The at least one magnetic sensor 4 comprises a plurality of magnetic sensors 4. The at least one magnet 2 is a magnetized ring disposed on a center of the scroll wheel 1, and the magnetized ring is matched with the plurality of magnetic sensors 4 to enhance resolution. The magnetized ring and the plurality of magnetic sensors 4 are disposed radially or axially to produce varying magnetic flux changes, thereby improving a detection capability for rotation direction and absolute angle.

In another embodiment of the scroll wheel control system, as shown in FIG. 2, the at least one magnet 2 comprises magnets evenly distributed along a circumference of the scroll wheel 1.

In one embodiment of the scroll wheel control system, to enable control on an operation end (i.e., a mouse) and eliminate the need for additional software installation on the host (i.e., a computer), a main control chip is disposed in the base.
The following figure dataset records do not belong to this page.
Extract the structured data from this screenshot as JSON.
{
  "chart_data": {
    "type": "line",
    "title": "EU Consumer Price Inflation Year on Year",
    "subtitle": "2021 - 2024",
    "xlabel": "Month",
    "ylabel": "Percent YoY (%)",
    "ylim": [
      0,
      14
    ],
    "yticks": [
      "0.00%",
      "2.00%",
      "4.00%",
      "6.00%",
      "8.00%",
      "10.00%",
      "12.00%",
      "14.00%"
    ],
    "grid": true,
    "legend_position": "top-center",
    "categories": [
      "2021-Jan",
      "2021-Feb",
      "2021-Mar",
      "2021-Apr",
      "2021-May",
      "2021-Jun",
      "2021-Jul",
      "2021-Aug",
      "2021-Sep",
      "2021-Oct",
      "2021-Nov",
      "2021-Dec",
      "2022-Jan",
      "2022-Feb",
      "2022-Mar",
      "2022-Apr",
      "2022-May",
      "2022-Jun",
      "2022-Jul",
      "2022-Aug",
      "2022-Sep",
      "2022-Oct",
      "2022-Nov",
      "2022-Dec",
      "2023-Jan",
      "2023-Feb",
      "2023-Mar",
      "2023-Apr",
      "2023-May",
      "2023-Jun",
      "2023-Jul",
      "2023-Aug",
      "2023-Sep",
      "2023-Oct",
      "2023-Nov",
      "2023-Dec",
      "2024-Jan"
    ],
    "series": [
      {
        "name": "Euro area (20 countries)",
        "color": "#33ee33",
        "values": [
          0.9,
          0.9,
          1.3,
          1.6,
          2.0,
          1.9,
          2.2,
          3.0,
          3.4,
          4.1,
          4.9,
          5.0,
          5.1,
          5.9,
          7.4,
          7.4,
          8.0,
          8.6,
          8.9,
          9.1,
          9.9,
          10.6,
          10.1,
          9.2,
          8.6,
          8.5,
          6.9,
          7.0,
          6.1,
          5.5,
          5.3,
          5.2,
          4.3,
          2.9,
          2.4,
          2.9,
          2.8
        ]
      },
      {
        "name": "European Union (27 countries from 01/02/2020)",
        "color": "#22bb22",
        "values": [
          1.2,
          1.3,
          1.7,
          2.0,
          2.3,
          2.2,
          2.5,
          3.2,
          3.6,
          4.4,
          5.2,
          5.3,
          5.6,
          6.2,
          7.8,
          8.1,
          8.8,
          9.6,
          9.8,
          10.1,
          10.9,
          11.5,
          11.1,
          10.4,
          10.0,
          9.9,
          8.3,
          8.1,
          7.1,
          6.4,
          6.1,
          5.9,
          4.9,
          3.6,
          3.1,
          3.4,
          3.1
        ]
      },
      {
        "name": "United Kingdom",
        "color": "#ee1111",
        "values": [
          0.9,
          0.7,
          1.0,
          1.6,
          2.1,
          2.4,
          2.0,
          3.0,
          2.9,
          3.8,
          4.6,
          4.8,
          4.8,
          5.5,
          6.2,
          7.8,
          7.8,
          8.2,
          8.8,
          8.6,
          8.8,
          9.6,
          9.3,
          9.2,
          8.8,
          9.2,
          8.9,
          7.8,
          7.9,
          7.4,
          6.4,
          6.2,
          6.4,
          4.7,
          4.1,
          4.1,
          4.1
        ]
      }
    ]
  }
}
The conversion control module 5 is a functional partition within the main control chip. Alternatively, the conversion control module 5 is an additional Microcontroller Unit (MCU) electrically connected to the main control chip.

Furthermore, in one embodiment of the scroll wheel control system, the scroll wheel 1 is connected to a damping feedback device, which enables the scrolling operation to have a scrolling tactile feel.

Furthermore, in one embodiment of the scroll wheel control system, to adapt to different needs or usage habits of different groups of people, the conversion control module 5 is configured to determine a scrolling state of the scroll wheel 1 as slow/medium/fast based on the collected rotation angle and rotation speed data of the scroll wheel 1, and the conversion control module 5 is further configured to calculate the scrolling data for the scrolling state based on the scrolling parameters configured on the host.

The above describes the scroll wheel control system and the scroll wheel control method of the present disclosure to help understand the present disclosure. However, the implementation of the present disclosure is not limited to the above embodiments. Any changes, modifications, substitutions, combinations, or simplifications made without departing from the principle of the present disclosure should be considered equivalent substitutions and are comprised within the protection scope of the present disclosure.